Validate a code (public, no auth):

curl -X POST https://api.fyso.dev/api/invitations/validate \
-H "Content-Type: application/json" \
-d '{"code": "FYSO-A3B4-C5D6"}'

Invalidate a code:

curl -X DELETE https://api.fyso.dev/api/invitations/FYSO-A3B4-C5D6 \
-H "Authorization: Bearer <admin-token>"

Tenant Member Invitations

Invite specific people by email. Each invitation is single-use with a configurable TTL.

Create an invitation:

curl -X POST https://api.fyso.dev/api/invitations \
-H "Authorization: Bearer <admin-token>" \
-H "X-Tenant-Slug: my-app" \
-H "Content-Type: application/json" \
-d '{"email": "colleague@example.com", "expiresInDays": 7}'

Accept an invitation (public, no auth required):

curl -X POST https://api.fyso.dev/auth/invite/accept \
-H "Content-Type: application/json" \
-d '{
"token": "<invite-token>",
"email": "colleague@example.com",
"name": "Jane Doe",
"password": "securepassword"
}'

The email must match the invitation if one was set. Creates the user as member. The claim is atomic -- no double-use possible.

Invitation statuses: pending, accepted, expired, revoked.

Revoke:

curl -X DELETE https://api.fyso.dev/api/invitations/<token> \
-H "Authorization: Bearer <admin-token>" \
-H "X-Tenant-Slug: my-app"

View-Based Access Control

Views are the recommended way to implement row-level security.
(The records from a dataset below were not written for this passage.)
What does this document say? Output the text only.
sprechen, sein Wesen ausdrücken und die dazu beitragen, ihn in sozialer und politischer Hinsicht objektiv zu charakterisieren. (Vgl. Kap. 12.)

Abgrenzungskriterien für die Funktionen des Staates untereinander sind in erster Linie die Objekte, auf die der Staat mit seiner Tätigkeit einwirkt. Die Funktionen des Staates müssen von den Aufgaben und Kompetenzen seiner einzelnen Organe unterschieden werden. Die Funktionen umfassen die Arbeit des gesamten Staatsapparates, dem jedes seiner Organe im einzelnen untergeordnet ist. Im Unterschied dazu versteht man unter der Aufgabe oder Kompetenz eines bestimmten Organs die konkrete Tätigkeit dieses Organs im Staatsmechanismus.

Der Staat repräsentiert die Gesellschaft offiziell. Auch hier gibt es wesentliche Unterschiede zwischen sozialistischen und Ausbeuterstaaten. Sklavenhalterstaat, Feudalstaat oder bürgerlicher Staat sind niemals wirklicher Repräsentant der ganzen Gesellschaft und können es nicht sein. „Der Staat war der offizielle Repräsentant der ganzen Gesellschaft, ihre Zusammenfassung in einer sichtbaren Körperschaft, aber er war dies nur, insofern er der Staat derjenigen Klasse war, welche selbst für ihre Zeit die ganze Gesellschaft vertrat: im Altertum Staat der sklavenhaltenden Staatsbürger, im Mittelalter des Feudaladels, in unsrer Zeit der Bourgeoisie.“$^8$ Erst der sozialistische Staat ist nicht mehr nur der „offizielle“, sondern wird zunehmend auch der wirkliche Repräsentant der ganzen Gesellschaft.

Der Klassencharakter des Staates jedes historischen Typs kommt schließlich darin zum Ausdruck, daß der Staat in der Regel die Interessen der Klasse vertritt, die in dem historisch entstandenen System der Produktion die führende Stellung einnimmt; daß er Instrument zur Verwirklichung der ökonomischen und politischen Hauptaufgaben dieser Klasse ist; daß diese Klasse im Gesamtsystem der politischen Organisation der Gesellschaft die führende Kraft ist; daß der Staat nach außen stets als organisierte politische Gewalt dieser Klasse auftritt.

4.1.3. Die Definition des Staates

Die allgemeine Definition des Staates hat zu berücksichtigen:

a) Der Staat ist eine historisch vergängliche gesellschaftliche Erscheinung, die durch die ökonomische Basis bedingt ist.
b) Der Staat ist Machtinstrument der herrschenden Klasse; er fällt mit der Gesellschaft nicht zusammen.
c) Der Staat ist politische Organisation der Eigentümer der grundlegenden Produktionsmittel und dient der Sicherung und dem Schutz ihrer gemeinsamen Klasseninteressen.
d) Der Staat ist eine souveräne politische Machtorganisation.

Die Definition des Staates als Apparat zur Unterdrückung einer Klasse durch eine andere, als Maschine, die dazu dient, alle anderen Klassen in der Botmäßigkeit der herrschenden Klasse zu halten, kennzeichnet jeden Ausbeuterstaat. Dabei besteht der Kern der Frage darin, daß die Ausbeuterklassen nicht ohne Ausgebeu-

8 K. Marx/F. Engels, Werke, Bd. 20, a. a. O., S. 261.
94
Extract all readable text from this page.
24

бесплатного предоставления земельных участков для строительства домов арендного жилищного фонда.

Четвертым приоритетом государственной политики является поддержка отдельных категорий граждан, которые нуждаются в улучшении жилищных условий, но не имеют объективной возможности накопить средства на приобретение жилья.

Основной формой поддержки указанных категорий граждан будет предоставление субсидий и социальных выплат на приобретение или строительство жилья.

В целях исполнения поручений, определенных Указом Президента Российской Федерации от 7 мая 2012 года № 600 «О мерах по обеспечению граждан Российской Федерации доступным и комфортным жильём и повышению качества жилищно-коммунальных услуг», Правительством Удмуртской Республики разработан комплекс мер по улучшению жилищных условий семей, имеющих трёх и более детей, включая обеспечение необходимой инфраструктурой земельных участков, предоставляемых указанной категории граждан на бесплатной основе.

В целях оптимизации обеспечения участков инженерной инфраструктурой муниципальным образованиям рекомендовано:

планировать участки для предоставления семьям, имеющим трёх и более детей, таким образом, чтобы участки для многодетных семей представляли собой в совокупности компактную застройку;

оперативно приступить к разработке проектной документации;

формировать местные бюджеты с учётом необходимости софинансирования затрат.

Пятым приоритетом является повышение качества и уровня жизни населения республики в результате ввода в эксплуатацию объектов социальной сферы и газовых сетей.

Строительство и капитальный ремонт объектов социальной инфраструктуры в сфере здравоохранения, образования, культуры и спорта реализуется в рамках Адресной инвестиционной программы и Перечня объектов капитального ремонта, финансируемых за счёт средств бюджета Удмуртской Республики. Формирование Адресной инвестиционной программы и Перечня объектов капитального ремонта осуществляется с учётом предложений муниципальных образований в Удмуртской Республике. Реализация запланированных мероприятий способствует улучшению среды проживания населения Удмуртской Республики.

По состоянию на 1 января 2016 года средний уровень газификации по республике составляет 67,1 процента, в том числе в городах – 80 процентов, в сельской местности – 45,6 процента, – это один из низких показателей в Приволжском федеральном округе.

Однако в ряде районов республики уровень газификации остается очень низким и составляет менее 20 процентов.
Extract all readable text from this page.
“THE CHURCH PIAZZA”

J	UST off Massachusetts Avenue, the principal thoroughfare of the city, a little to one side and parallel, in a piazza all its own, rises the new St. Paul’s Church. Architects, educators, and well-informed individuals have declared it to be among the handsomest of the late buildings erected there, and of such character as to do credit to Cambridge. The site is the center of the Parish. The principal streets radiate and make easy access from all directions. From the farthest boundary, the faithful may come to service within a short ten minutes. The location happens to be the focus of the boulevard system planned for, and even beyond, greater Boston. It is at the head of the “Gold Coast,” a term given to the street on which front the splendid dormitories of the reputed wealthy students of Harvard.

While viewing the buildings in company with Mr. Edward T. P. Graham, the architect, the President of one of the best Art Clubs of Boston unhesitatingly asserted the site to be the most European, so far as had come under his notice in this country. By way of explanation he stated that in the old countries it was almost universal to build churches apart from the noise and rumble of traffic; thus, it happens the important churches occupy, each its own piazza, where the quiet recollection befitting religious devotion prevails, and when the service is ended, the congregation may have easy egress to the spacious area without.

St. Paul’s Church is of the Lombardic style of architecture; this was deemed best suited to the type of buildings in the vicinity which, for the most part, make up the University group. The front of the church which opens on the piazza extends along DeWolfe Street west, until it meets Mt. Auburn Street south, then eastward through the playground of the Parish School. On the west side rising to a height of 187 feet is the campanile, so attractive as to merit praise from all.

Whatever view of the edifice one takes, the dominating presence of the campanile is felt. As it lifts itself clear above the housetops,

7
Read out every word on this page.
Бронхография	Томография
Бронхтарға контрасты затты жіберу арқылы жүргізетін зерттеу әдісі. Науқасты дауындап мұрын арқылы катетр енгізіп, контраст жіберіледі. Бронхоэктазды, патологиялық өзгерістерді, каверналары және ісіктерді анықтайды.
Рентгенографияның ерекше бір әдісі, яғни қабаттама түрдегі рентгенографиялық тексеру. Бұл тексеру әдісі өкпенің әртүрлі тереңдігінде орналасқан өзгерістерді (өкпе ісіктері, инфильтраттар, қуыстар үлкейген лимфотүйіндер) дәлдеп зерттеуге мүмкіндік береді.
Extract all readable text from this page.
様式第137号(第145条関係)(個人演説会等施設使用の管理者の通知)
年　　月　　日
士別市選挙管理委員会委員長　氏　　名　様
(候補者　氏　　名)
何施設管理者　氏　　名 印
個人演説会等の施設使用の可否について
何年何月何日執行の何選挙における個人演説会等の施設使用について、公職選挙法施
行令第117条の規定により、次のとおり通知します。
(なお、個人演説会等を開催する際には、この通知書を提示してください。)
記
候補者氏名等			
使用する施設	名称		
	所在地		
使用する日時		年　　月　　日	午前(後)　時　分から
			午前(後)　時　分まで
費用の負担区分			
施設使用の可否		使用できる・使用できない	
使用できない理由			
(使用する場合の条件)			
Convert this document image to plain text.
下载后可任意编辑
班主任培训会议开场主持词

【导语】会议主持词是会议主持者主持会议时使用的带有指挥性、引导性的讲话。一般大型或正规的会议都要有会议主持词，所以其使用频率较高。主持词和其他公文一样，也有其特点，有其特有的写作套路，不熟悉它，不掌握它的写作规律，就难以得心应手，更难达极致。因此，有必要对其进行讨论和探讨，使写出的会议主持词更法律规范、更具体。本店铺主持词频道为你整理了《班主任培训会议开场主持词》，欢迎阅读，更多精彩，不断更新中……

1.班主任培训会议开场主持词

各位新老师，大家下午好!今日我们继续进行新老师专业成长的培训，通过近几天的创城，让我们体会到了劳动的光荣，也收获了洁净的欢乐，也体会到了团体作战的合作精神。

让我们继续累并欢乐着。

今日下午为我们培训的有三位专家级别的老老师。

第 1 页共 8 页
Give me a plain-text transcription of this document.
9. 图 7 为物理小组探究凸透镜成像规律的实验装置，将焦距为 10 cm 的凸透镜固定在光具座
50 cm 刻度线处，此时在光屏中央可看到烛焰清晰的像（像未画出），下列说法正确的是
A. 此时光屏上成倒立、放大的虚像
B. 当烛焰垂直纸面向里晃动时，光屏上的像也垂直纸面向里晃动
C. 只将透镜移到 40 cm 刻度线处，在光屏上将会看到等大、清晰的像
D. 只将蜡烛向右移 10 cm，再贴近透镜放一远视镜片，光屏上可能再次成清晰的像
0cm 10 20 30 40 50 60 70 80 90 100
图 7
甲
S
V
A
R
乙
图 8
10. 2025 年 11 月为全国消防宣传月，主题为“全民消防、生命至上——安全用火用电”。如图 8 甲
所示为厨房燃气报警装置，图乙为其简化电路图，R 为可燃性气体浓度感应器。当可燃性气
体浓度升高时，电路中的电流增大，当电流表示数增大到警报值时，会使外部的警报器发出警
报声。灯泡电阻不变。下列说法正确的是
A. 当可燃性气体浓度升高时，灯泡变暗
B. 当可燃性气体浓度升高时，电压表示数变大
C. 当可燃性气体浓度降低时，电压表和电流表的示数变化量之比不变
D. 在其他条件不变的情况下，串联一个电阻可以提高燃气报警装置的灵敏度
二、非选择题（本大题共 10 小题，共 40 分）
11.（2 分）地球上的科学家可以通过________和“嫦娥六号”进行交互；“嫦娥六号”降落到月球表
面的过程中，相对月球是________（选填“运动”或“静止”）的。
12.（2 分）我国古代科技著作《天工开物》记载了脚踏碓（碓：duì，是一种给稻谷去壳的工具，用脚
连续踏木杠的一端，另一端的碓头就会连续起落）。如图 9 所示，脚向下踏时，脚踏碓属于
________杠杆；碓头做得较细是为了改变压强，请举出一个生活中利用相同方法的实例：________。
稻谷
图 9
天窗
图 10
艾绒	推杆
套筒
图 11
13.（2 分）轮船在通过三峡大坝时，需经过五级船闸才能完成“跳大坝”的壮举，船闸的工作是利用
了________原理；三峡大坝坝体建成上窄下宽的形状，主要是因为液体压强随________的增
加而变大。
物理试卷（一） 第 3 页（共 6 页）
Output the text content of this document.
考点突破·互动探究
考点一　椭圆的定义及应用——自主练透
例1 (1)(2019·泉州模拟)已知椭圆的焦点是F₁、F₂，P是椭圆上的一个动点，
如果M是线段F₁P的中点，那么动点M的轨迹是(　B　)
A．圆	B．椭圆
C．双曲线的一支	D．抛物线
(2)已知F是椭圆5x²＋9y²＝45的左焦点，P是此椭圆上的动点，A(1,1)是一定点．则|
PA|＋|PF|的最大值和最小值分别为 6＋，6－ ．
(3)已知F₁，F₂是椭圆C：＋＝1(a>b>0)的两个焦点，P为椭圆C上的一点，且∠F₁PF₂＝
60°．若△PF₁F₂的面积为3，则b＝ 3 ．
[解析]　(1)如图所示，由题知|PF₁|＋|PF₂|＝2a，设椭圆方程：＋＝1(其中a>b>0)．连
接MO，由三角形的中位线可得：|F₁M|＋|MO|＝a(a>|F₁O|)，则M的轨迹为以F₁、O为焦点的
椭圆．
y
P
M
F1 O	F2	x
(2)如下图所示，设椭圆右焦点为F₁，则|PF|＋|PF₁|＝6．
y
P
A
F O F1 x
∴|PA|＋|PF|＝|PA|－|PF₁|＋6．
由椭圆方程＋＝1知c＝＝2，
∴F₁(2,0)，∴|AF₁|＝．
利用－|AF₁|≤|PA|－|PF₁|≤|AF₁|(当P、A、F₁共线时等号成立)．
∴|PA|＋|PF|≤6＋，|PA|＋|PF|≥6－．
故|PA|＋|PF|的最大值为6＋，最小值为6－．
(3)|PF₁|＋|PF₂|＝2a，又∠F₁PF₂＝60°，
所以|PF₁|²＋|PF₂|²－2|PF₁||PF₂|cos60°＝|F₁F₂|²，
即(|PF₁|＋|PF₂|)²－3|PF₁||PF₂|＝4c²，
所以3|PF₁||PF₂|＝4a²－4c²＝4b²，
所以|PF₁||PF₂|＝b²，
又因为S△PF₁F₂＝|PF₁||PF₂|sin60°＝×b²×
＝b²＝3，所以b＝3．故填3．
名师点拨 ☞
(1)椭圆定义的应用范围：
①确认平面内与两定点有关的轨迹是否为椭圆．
The pattern:

  1. Create an entity view with a filter
  2. Create a custom role with view:<slug> permission
  3. Assign the role to users

Full Example

Create a view that shows only records owned by the current user:

curl -X POST https://api.fyso.dev/api/views \
-H "Authorization: Bearer <admin-token>" \
-H "Content-Type: application/json" \
-d '{
"entitySlug": "orders",
"slug": "my-orders",
"name": "My Orders",
"filterDsl": {
"validate": [{"condition": "owner_id == $currentUser"}]
}
}'

Create a role that can only access records through this view:

curl -X POST https://api.fyso.dev/api/roles \
-H "Authorization: Bearer <admin-token>" \
-H "Content-Type: application/json" \
-d '{
"name": "order-viewer",
"permissions": {
"entities": {
"view:my-orders": ["read"]
}
}
}'

Assign the role to a user:

curl -X POST https://api.fyso.dev/api/roles/users/<user-id>/roles \
-H "Authorization: Bearer <admin-token>" \
-H "Content-Type: application/json" \
-d '{"roleId": "<order-viewer-role-id>"}'

Now the user queries records through the view:

curl https://api.fyso.dev/api/views/my-orders/records \
-H "Authorization: Bearer <user-token>"

They only see their own orders. Users without the view:my-orders permission get 403.

View Query Parameters

Views support the same query parameters as entity records:

ParameterTypeDefaultDescription
pagenumber1Page number
limitnumber20Items per page
sortstring-Sort field
orderstringascasc or desc
searchstring-Full-text search
filter.{field}string-Additional filter (AND with view filter)

Additional query filters compose with the view's base filter using AND logic.